From his vibrant displays of light glinting off the sea to shadowy blurs of battle scenes, JMW Turner’s full range of skill is represented in Turner’s Modern World, an exhibit recently opened at Tate Britain. 

While not necessarily a transportive experience, Turner’s Modern World provides viewers a chance to step into Turner’s mindset by offering looks at his sketches and unfinished paintings, works by his contemporaries, and a twisting progression of his art through time and historical moments.

From its outset, the exhibit highlights Turner’s unusual inclination toward what became Impressionist and Expressionist styles to depict a world increasingly populated by metal and machinery. His evolution toward that style and subject matter can be found on the exhibit’s walls scattered among his better known oil and watercolour paintings. By placing unfinished paintings and faded sketches amongst Turner’s more famous pieces, Turner’s Modern World highlights the non-linearity of an artist’s evolution and the interplay of an artist’s interests with the world around them.

An up-close view of ‘Peace — Burial at Sea,’ typical of Turner’s repertoire for its maritime theme and use of colour.

Turner’s graphite sketches often pictured industrial subjects, like his View of Cyfartha Ironworks from the Brecon Road. While this sketch, produced in 1798, and others like it, may not have the same impact on its observers as Turner’s roaring depictions of battle scenes or ships at sea, it offers us an insight into Turner’s mind. Turner, early on in his artistic life, dedicated himself to exploring the modern, industrial world as it unfolded around him. 

The exhibit’s smattering of unfinished paintings or sketches serves not only to emphasize Turner’s choice of subject matter, but to highlight his process and evolution as an artist. In A Disaster at Sea, noted in the exhibit as being unfinished, Turner’s play with light in the painting brings an observer’s focus to the cherubic, small figures of women and children as they descend into the ocean, left to drown. According to Tate Britain, the subject matter of the painting was the 1833 wreck of Amphitrite, during which “the ship’s captain abandoned his cargo of female convicts.” Once again, exhibit-goers can see how Turner grappled with culminating issues, in this case maritime tragedies. 

An up-close view of women and children drowning in Turner’s ‘A Disaster at Sea.’

One of the ways the exhibit sharpens the relationship between Turner’s mind and the world he lived in is by offering the works of his contemporaries for display. For instance, in a room dedicated to his earlier works, the exhibit presents other artists’ representations of industrial subjects. A few of Philip James De Loutherbourg’s works line the walls among Turner’s, depicting steam-engines and iron furnaces. The small array of Loutherbourg’s works – an early contemporary of Turner – places observers more soundly in the world Turner lived in. By seeing glimpses of the works that were likely to have influenced him, the exhibit creates a more complete picture of Turner’s process.

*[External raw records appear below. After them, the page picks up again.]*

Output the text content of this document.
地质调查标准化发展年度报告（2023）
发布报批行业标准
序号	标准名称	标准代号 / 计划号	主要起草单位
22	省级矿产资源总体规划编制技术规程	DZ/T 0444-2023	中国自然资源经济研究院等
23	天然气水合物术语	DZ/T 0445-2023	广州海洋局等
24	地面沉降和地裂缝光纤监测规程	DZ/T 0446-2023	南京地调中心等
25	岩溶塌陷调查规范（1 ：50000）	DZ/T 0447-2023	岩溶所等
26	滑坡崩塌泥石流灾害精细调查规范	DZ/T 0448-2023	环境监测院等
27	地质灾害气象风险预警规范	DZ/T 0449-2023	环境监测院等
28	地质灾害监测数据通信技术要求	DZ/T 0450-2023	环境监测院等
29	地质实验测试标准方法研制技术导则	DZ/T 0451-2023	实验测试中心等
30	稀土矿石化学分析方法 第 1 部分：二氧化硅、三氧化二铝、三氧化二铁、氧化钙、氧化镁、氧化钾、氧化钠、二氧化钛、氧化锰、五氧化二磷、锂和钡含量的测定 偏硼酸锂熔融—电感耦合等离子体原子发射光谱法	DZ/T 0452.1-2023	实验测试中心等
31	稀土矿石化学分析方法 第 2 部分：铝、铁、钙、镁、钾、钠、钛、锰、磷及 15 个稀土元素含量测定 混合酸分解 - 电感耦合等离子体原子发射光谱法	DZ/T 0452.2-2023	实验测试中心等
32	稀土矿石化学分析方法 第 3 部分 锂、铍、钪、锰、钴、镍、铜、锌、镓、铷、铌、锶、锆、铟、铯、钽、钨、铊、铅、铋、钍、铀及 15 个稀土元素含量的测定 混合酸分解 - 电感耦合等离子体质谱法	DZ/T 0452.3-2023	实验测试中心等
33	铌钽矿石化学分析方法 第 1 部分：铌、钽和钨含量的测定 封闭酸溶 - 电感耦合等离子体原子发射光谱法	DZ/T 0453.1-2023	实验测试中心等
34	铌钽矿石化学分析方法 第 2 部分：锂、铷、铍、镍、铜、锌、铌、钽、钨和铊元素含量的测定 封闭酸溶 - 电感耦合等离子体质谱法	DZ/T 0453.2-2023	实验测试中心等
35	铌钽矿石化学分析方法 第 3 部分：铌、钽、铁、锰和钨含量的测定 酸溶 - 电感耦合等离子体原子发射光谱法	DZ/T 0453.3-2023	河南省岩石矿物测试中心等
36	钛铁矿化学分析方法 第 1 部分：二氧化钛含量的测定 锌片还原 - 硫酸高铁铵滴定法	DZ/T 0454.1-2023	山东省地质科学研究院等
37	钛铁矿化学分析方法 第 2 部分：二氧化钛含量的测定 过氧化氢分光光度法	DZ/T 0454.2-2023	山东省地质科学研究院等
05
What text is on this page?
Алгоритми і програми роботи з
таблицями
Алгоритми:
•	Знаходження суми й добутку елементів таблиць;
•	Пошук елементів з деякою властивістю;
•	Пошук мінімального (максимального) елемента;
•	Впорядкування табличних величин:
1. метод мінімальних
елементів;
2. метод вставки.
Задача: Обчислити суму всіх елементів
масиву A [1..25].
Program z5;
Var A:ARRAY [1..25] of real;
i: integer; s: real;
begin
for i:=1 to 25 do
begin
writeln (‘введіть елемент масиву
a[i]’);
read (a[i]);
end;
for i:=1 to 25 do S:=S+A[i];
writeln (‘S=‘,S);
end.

Almost at the end of the exhibit lies Turner’s arguably most famous work, Rain, Steam, and Speed, on loan from the National Gallery. In context with the twisting interplay of Turner’s external world with his inner mind offered by the preceding works of the exhibit, Rain, Steam and Speed guides observers toward the thrilling climax of Turner’s expressionist painting style with his modern, industrial subjects.

Turner, best known for his expressionism, is represented in Turner’s Modern World as a holistic artist fully immersed and interested in the changes of his time. The emphasis of this display is decidedly on the relationship between his art and political/historical moments and changes, but Turner’s singular way of playing with light, colour and shadows is hard to miss. Exhibit-goers, above all, will be left with a strong impression of the vibrance of Turner’s work. 

Those interested in Turner’s Modern World can visit the exhibit from 28 October 2020 until 7 March 2021.